Tribal weavers of Godda seem to have borrowed the Chinese proverb — “with time and patience, the mulberry leaf becomes a silk gown”.
At the recent India International Trade Fair (IITF) in New Delhi, the only foreign buyer for Jharcraft’s silks was Chinese firm SPANDA, with offices in Hong Kong and Guangzhou.
The niche buyers snapped up 60 stoles as samples.
Later, they purchased 250 more.
Though the sum of business, Rs 1.10 lakh, is not the talking point, the deal has proved one thing — Jharcraft silks impress the original connoisseurs.
What is ghicha silk? Well, it is silk with an endearing edge about it. It is silk spun from natural cocoon, with the rawness being its fashion quotient.
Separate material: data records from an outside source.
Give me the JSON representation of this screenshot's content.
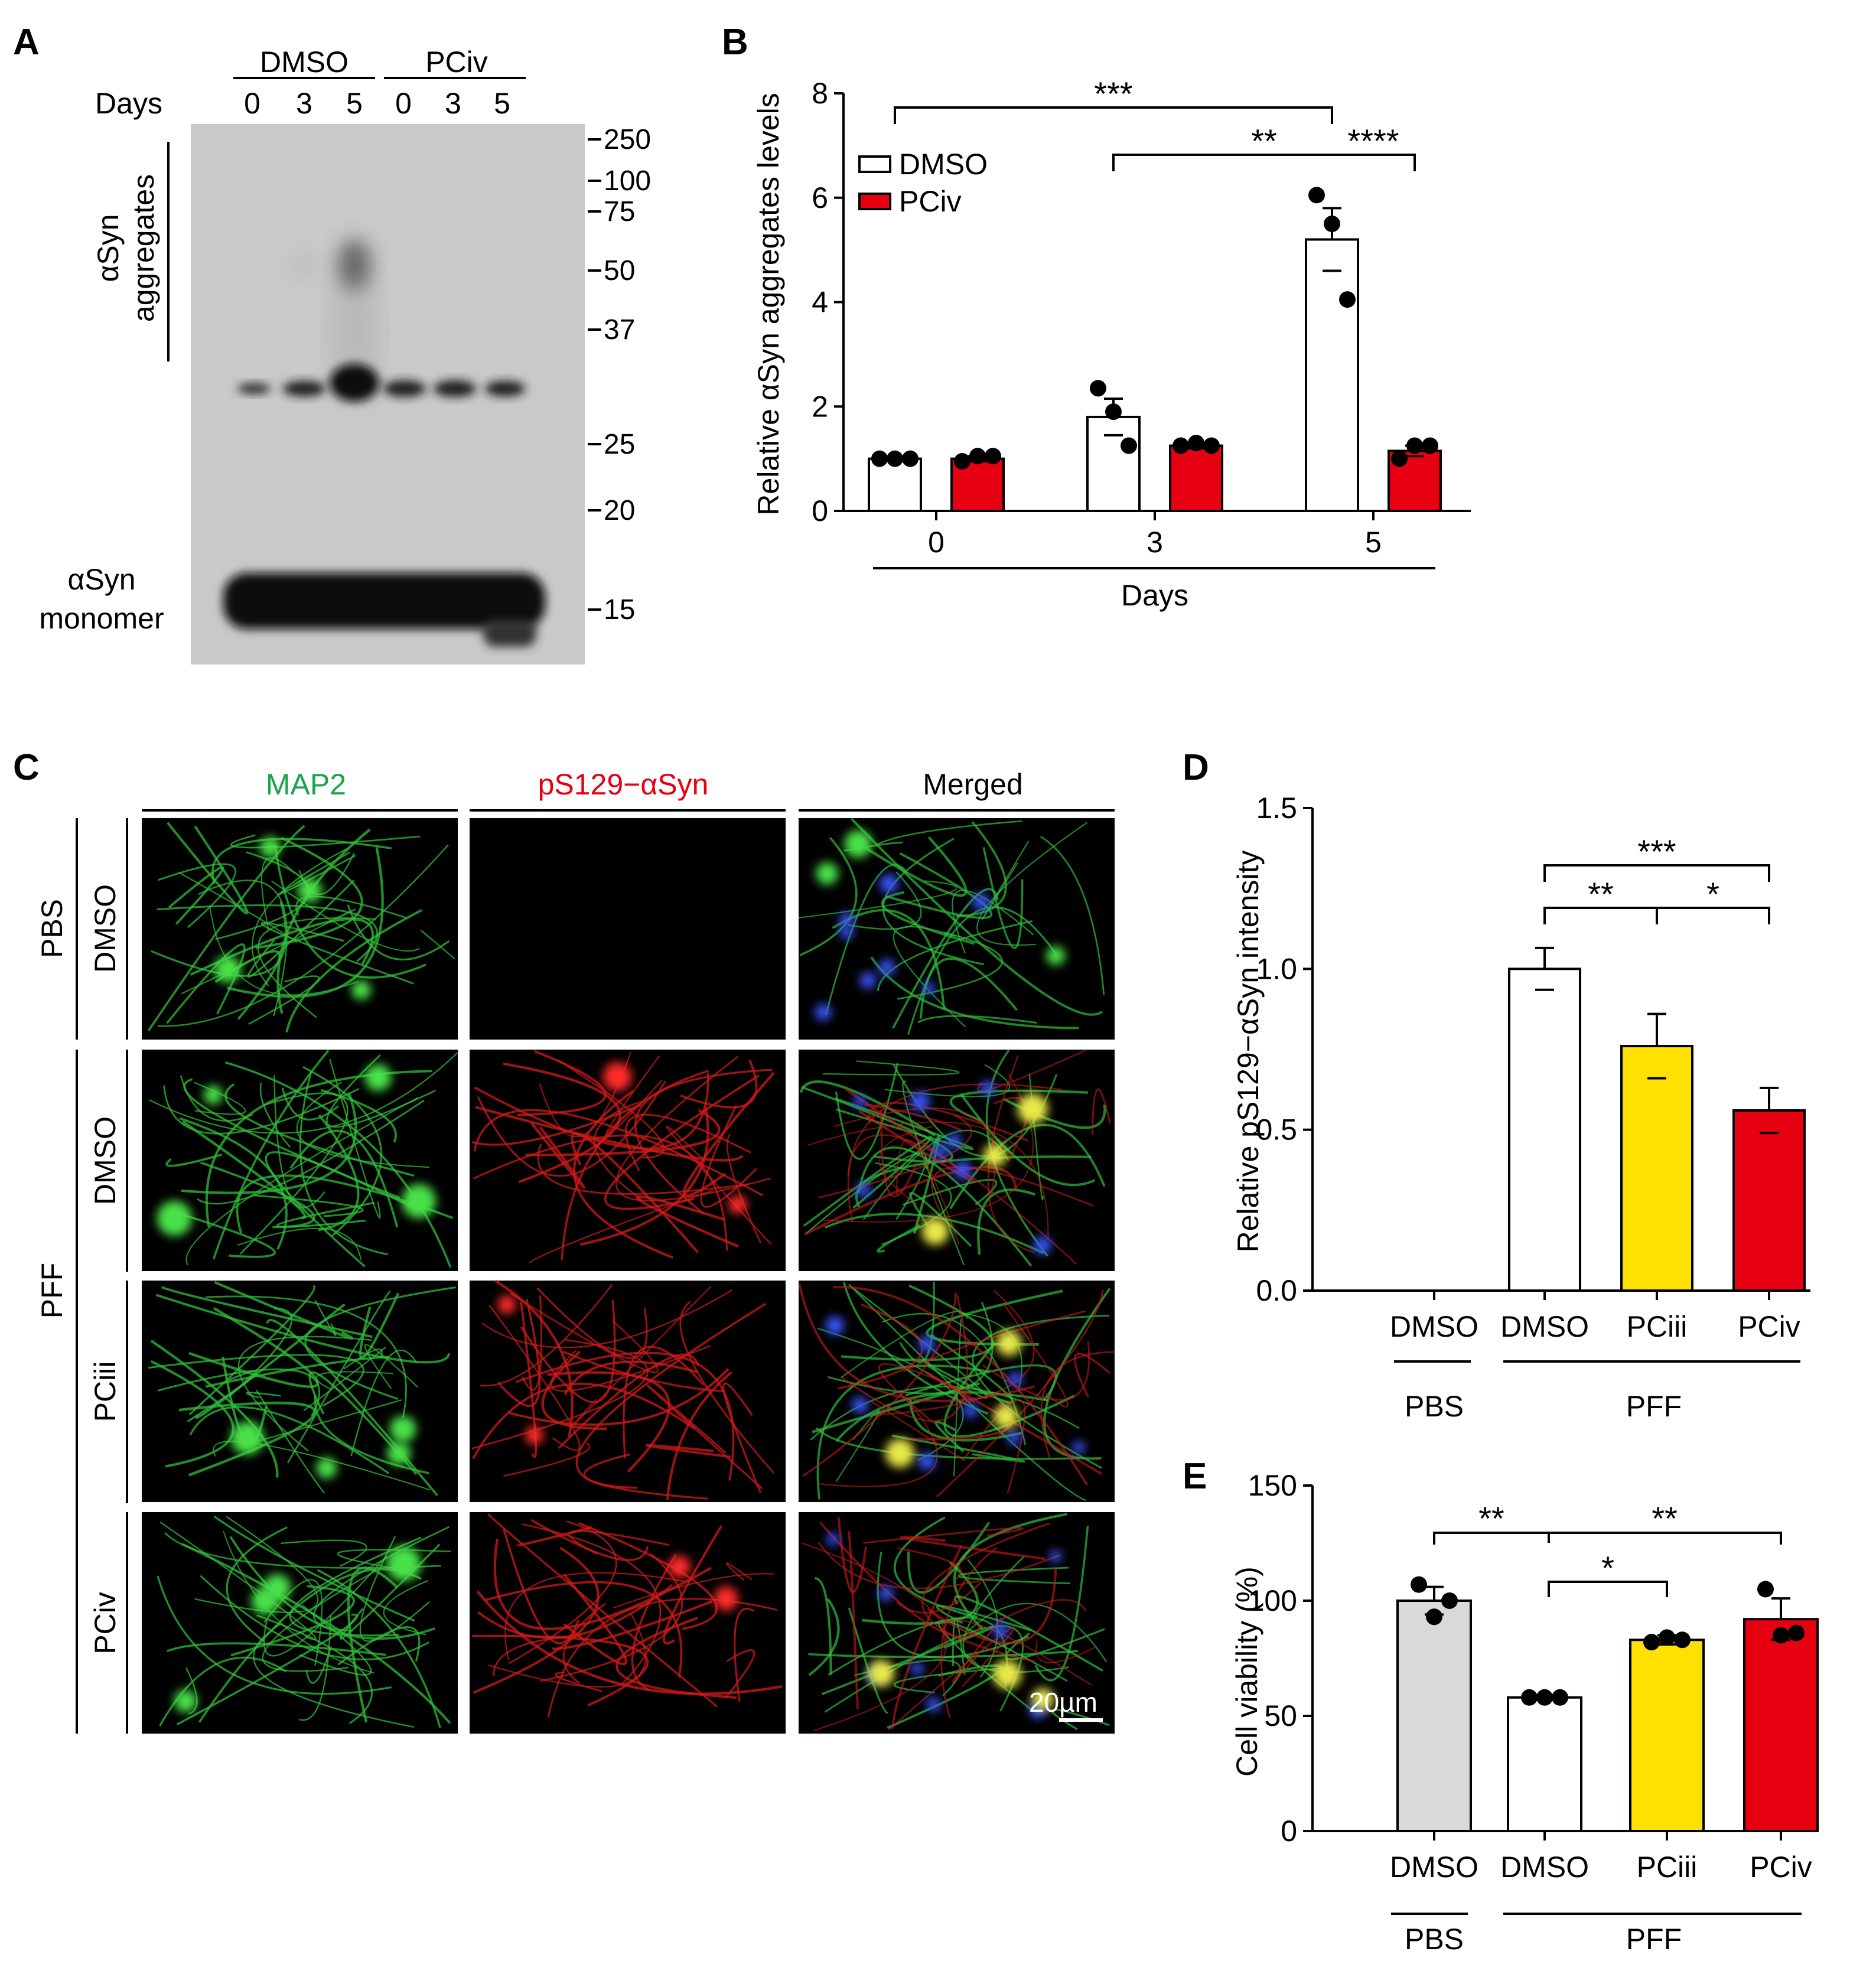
{
  "panel_letters": [
    "A",
    "B",
    "C",
    "D",
    "E"
  ],
  "colors": {
    "dmso_bar": "#ffffff",
    "pciv_bar": "#e60012",
    "pciii_bar": "#ffe100",
    "pbs_bar": "#d9d9d9",
    "map2_label": "#1aa34a",
    "ps129_label": "#e60012",
    "blot_background": "#c8c8c8",
    "microscopy_background": "#000000"
  },
  "blot": {
    "group_labels": [
      "DMSO",
      "PCiv"
    ],
    "days_label": "Days",
    "lane_days": [
      "0",
      "3",
      "5",
      "0",
      "3",
      "5"
    ],
    "aggregates_label_line1": "αSyn",
    "aggregates_label_line2": "aggregates",
    "monomer_label_line1": "αSyn",
    "monomer_label_line2": "monomer",
    "markers": [
      "250",
      "100",
      "75",
      "50",
      "37",
      "25",
      "20",
      "15"
    ]
  },
  "micro": {
    "columns": [
      "MAP2",
      "pS129−αSyn",
      "Merged"
    ],
    "groups": [
      "PBS",
      "PFF"
    ],
    "rows": [
      "DMSO",
      "DMSO",
      "PCiii",
      "PCiv"
    ],
    "scale_bar": "20µm"
  },
  "chart_data": [
    {
      "panel": "B",
      "type": "bar",
      "ylabel": "Relative αSyn aggregates levels",
      "xlabel": "Days",
      "categories": [
        "0",
        "3",
        "5"
      ],
      "ylim": [
        0,
        8
      ],
      "yticks": [
        0,
        2,
        4,
        6,
        8
      ],
      "legend_placement": "top-left",
      "series": [
        {
          "name": "DMSO",
          "values": [
            1.0,
            1.8,
            5.2
          ],
          "sem": [
            0.0,
            0.35,
            0.6
          ],
          "points": [
            [
              1.0,
              1.0,
              1.0
            ],
            [
              2.35,
              1.9,
              1.25
            ],
            [
              6.05,
              5.5,
              4.05
            ]
          ]
        },
        {
          "name": "PCiv",
          "values": [
            1.0,
            1.25,
            1.15
          ],
          "sem": [
            0.05,
            0.05,
            0.1
          ],
          "points": [
            [
              0.95,
              1.05,
              1.05
            ],
            [
              1.25,
              1.3,
              1.25
            ],
            [
              1.0,
              1.25,
              1.25
            ]
          ]
        }
      ],
      "significance": [
        "***",
        "**",
        "****"
      ]
    },
    {
      "panel": "D",
      "type": "bar",
      "ylabel": "Relative pS129−αSyn intensity",
      "categories": [
        "DMSO",
        "DMSO",
        "PCiii",
        "PCiv"
      ],
      "groups": [
        "PBS",
        "PFF"
      ],
      "ylim": [
        0,
        1.5
      ],
      "yticks": [
        "0.0",
        "0.5",
        "1.0",
        "1.5"
      ],
      "values": [
        0,
        1.0,
        0.76,
        0.56
      ],
      "sem": [
        0,
        0.065,
        0.1,
        0.07
      ],
      "significance": [
        "***",
        "**",
        "*"
      ]
    },
    {
      "panel": "E",
      "type": "bar",
      "ylabel": "Cell viability (%)",
      "categories": [
        "DMSO",
        "DMSO",
        "PCiii",
        "PCiv"
      ],
      "groups": [
        "PBS",
        "PFF"
      ],
      "ylim": [
        0,
        150
      ],
      "yticks": [
        0,
        50,
        100,
        150
      ],
      "values": [
        100,
        58,
        83,
        92
      ],
      "sem": [
        6,
        1,
        2,
        9
      ],
      "points": [
        [
          107,
          93,
          100
        ],
        [
          58,
          58,
          58
        ],
        [
          82,
          84,
          83
        ],
        [
          105,
          85,
          86
        ]
      ],
      "significance": [
        "**",
        "**",
        "*"
      ]
    }
  ]
}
The designs — mostly tribal motifs based on flora and fauna — are stunning.
If buyers in Hong Kong and Guangzhou like ghicha silk, it means that a new market is on the cusp of growth.
Ashwini Singh, regional manager of Jharcraft, New Delhi, told The Telegraph that they were glad of making a dent with ghicha.
“Right now, we know we are just making a baby footprint in the Chinese market. But during our business to business (B2B) marketing, we had direct interaction with a China-based NRI at the international fair in Delhi. He loved our ghicha silk stoles.”
Jharcraft had in 2011 done impressive business with the Chinese.
The corporation had received bulk orders from Shanghai-based company Shanghai Xin An Import and Co Ltd for three lakh tussar silk stoles worth Rs 15 crore.
Now, it is time to make ghicha the flavour of silk stoles.
“I think the tribal motifs and interesting silken texture will make ghicha a hot favourite. In the global market, it is fresh and edgy, besides being hundred per cent organic,” he said, citing Jharcraft’s internationally recognised Onecert Asia certification.
Godda district’s Bhagaiya villagers are creating ghicha silk stoles for Jharcraft after being trained in weaving and dyeing NID-Ahmedabad designers.
“We had opened Shaheed Nirmal Mahto Jharkhand Silk Training Institute in 2007. Tribal artisans are engaged in reeling ghicha. Stoles are in attractive colours with tribal motifs. It is exclusive and will grow big in times to come,” said Jharcraft managing director Dhirendra Kumar.